Page 5: Sistem Syaraf Otonom

demikian pemberian obat secara subkutan seharusnya memiliki efek yang lebih baik daripada

peroral. Pada pemberian rute peroral obat mengalami proses adsorpsi, distribusi, metabolisme

yang membutuhkan waktu. Sedangkan pemberian subkutan tidak membutuhkan waktu yang

sama dengan peroral, dan apabila waktu pemberian obat dibedakan seperti dalam percobaan

diatas, maka hasilnya pun tak akan jauh berbeda. Selain itu, banyak faktor yang

menyebabkan terjadinya hal tersebut diantaranya kesalahan praktikan dalam penyutikan atau

kondisi hewan percobaan yang kurang baik.

Kesalahan dalam penyuntikan dapat menyebabkan ketidaktepatan distribusi zat aktif

sehingga tidak memberikan efek farmakologis yang diinginkan. Kesalahan memasukan obat

secara oral pun dapat menjadi faktor ketidaksesuaian hasil percobaan dengan literatur.

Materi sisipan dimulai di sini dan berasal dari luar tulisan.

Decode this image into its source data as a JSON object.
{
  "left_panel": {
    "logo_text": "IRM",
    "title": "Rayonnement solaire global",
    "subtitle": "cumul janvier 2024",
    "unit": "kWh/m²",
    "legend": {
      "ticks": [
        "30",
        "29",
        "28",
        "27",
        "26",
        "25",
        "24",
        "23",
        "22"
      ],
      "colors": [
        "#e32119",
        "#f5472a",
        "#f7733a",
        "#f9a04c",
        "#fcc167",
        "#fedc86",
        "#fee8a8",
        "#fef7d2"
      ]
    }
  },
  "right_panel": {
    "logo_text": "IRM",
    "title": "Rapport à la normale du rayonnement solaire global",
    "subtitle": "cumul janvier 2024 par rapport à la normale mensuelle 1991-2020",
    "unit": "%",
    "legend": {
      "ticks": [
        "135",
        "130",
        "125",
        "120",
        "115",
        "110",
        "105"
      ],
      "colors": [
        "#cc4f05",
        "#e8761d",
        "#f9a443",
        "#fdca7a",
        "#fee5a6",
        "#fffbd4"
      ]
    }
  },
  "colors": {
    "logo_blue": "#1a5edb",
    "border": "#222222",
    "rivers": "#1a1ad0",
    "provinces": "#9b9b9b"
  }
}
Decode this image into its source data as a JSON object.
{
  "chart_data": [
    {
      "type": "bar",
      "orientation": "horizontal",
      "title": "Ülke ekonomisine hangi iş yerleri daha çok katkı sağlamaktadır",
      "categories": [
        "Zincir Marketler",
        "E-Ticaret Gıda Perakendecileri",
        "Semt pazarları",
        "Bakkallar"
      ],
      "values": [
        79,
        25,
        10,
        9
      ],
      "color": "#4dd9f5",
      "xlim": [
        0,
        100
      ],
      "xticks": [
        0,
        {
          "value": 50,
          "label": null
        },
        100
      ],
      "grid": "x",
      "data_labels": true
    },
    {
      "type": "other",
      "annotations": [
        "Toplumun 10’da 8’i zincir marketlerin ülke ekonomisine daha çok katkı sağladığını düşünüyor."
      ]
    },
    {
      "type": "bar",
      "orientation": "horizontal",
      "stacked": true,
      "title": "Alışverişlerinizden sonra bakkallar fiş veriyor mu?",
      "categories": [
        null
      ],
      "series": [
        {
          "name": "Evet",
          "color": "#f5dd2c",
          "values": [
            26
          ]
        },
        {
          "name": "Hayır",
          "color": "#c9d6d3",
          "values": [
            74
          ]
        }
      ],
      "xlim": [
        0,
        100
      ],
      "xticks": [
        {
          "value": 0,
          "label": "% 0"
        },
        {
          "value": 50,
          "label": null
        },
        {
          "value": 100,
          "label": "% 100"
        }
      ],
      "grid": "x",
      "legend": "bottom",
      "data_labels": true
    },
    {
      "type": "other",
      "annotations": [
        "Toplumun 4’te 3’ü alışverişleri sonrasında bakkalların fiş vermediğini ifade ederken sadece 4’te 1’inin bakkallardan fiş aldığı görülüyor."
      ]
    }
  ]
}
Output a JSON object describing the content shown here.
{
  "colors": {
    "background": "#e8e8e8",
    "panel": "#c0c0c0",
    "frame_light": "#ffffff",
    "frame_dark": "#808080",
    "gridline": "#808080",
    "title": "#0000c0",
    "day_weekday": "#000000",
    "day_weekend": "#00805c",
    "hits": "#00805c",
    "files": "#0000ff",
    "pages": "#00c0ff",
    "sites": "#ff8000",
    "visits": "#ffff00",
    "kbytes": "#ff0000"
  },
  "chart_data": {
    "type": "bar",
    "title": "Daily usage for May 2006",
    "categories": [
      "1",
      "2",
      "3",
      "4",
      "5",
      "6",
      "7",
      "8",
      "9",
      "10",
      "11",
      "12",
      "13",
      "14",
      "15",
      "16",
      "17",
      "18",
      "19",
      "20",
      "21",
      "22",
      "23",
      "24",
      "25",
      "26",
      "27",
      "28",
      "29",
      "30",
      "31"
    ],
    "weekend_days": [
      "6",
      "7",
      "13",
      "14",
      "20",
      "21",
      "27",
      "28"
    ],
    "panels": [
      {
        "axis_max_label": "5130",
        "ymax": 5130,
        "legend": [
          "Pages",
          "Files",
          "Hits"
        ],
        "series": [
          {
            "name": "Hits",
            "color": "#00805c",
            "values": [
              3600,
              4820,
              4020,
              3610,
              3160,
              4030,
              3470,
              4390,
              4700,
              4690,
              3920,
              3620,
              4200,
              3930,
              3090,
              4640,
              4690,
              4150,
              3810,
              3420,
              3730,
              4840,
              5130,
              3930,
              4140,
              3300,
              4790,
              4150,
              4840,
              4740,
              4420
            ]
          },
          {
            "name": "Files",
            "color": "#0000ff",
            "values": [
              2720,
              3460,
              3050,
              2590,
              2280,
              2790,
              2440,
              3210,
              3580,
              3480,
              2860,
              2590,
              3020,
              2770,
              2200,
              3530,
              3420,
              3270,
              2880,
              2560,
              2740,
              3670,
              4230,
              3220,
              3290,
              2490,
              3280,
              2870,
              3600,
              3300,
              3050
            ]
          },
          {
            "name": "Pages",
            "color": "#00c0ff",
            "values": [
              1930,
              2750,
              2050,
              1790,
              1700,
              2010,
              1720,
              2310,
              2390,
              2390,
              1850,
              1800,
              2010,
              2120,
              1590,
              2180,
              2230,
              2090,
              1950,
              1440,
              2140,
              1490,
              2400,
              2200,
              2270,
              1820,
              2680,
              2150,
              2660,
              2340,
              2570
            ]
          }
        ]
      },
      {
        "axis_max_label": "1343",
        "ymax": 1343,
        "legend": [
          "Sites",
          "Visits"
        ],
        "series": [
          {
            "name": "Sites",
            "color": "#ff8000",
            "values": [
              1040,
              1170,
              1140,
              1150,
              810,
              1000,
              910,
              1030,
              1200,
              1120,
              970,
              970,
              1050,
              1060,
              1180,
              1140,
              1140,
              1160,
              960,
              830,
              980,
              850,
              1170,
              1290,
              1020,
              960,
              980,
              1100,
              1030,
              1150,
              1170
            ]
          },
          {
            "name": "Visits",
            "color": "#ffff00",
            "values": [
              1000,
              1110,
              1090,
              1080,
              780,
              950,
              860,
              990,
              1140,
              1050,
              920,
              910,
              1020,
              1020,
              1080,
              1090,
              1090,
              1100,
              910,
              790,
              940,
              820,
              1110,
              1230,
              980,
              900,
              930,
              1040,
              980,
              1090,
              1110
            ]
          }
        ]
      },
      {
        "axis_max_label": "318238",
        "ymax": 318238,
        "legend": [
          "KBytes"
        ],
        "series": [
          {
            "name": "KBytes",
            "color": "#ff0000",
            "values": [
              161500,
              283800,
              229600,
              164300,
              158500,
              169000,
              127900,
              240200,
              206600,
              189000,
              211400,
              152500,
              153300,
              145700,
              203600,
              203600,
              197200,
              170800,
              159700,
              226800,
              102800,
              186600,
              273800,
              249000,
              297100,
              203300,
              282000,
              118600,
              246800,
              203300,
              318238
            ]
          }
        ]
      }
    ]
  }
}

Demikian pula dalam pemilihan hewan percobaan. Mencit yang digunakan sebagai hewan

percobaan dalam penelitian ini haruslah dipilih dengan seksama. Pemilihan ini didasarkan

pada penampilan fisik , keaktifan pergerakan dan berat badan. Faktor ini mungkin perlu

diperhatikan selain daripada menitikberatkan pada praktikan.

Persen inhibisi peroral (P.O) yang didapat dari percobaan adalah 83,

49% lebih besardari persen inhibisi subkutan (S.C) yaitu 41,51 %. Perbedaan persen inhibisi

peroral dengan subkutan berbeda mungkin dikarenakan oleh salahnya penyuntikan,

penyondean oral ataupun yang telah disebutkan diatas, yaitu perbedaan waktu pemberiaan.

Setelah dilakukan perhitungan % inhibisi maka perhitungan diplotkan dalam grafik

batang dan garis. Dari grafik pertama (grafik batang) dapat disimpulkan bahwa penggunaan

atropin secara per oral lebih efektif dibandingkan dengan pemberian atropin secara sub

kutan.  Dari grafik kedua (grafik garis) dapat disimpulkan bahwa penggunaan atropin secara

per oral dapat membuat efek yang lebih baik dibandingkan dengan penggunaan atropin secara

sub kutan. Kelompok kontrol tentu memiliki efek yang paling rendah, karena pada pengujian

kelompok kontrol hewan percobaan tidak diberikan obat.